A repository for generating stylized talking 3D and 3D face

Overview

style_avatar

A repository for generating stylized talking 3D faces and 2D videos. This is the repository for paper Imitating Arbitrary Talking Style for Realistic Audio-Driven Talking Face Synthesis, MM 2021 The demo video can be viewed in this link: https://hcsi.cs.tsinghua.edu.cn/demo/MM21-HAOZHEWU.mp4.

framework


Quick start

Installation

conda create -n python36 python=3.6 
conda activate python36
  • Install necessary packages through pip install -r requirements.txt
  • Download the pretrained deepspeech model from the Link, and then unzip the zipped file to ./deepspeech folder.
  • Same as the instructions of Deep 3D Face Reconstruction.
    • Download the Basel Face Model. Due to the license agreement of Basel Face Model, you have to download the BFM09 model after submitting an application on its home page. After getting the access to BFM data, download "01_MorphableModel.mat" and put it into ./deep_3drecon/BFM subfolder.
    • Download Download the Expression Basis provided by Guo et al. You can find a link named "CoarseData" in the first row of Introduction part in their repository. Download and unzip the Coarse_Dataset.zip. Put "Exp_Pca.bin" into ./deep_3drecon/BFM subfolder. The expression basis are constructed using Facewarehouse data and transferred to BFM topology. Download the pre-trained reconstruction network, unzip it and put "FaceReconModel.pb" into ./deep_3drecon/network subfolder.
    • Run git lfs checkout ./deep_3drecon/BFM/BFM_model_front.mat
  • Download the pretrained audio2motion model, put it into ./audio2motion/model
  • Download the pretrained texture encoder and render, put it into ./render/model

Run

To run our demo, you need at least one GPU with 11G GPU memory.

python demo.py --in_img [*.png] --in_audio [*.wav] --output_path [path]

We provide 10 example talking styles in style.npy, you can also calculate your own style codes with the following code. Where the exp is the 3DMM series and pose is the pose matrix reconstructed from Deep 3D Face Reconstruction. Usually we calculate style codes with videos of 5-20 seconds.

def get_style_code(exp, pose):
  exp_mean_std = pkl.load(open("./data/ted_hd/exp_mean_std.pkl", 'rb'))
  exp_std_mean = exp_mean_std['s_m']
  exp_std_std = exp_mean_std['s_s']
  exp_diff_std_mean = exp_mean_std['d_s_m']
  exp_diff_std_std = exp_mean_std['d_s_s']

  pose_mean_std = pkl.load(open("./data/ted_hd/pose_mean_std.pkl", 'rb'))
  pose_diff_std_mean = pose_mean_std['d_s_m']
  pose_diff_std_std = pose_mean_std['d_s_s']
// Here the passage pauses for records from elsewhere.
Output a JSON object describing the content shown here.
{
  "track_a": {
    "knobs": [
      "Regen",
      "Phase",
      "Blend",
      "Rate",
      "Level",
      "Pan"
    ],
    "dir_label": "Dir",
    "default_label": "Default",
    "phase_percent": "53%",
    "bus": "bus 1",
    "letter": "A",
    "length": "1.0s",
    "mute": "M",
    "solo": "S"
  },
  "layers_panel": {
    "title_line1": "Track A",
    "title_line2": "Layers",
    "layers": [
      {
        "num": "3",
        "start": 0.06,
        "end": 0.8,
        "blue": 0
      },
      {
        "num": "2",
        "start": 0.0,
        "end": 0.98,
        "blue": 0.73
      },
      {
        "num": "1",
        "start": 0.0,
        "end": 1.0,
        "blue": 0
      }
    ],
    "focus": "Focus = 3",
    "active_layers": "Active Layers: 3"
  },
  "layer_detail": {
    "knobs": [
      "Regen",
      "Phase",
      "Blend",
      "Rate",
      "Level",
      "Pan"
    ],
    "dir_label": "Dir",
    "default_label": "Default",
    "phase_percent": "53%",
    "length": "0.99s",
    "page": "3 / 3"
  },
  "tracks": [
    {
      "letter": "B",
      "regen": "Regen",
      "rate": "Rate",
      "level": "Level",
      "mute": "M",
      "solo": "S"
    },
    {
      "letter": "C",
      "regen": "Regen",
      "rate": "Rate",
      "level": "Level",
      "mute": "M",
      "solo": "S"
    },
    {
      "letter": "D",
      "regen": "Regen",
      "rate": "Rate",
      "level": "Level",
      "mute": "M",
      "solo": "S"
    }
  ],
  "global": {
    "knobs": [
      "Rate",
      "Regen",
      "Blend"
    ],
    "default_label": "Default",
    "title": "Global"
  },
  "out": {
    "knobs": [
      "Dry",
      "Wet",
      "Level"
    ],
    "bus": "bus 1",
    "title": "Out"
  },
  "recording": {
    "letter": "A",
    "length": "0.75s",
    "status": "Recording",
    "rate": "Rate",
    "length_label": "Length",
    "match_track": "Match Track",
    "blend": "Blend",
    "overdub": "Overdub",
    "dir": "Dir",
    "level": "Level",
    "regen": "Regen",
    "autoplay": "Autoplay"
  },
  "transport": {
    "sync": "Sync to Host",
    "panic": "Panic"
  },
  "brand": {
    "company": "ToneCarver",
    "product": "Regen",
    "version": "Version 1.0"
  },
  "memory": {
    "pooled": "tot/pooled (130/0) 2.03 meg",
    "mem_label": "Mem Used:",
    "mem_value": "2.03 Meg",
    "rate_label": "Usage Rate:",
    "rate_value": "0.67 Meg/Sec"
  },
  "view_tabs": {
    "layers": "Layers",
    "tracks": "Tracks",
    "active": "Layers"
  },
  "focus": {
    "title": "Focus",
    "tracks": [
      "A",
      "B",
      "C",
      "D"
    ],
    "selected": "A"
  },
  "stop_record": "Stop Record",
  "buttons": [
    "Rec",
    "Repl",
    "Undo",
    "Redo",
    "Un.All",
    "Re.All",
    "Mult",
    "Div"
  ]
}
  diff_exp = exp[:-1, :] - exp[1:, :]
  exp_std = (np.std(exp, axis = 0) - exp_std_mean) / exp_std_std
  diff_exp_std = (np.std(diff_exp, axis = 0) - exp_diff_std_mean) / exp_diff_std_std

  diff_pose = pose[:-1, :] - pose[1:, :]
  diff_pose_std = (np.std(diff_pose, axis = 0) - pose_diff_std_mean) / pose_diff_std_std

  return np.concatenate((exp_std, diff_exp_std, diff_pose_std))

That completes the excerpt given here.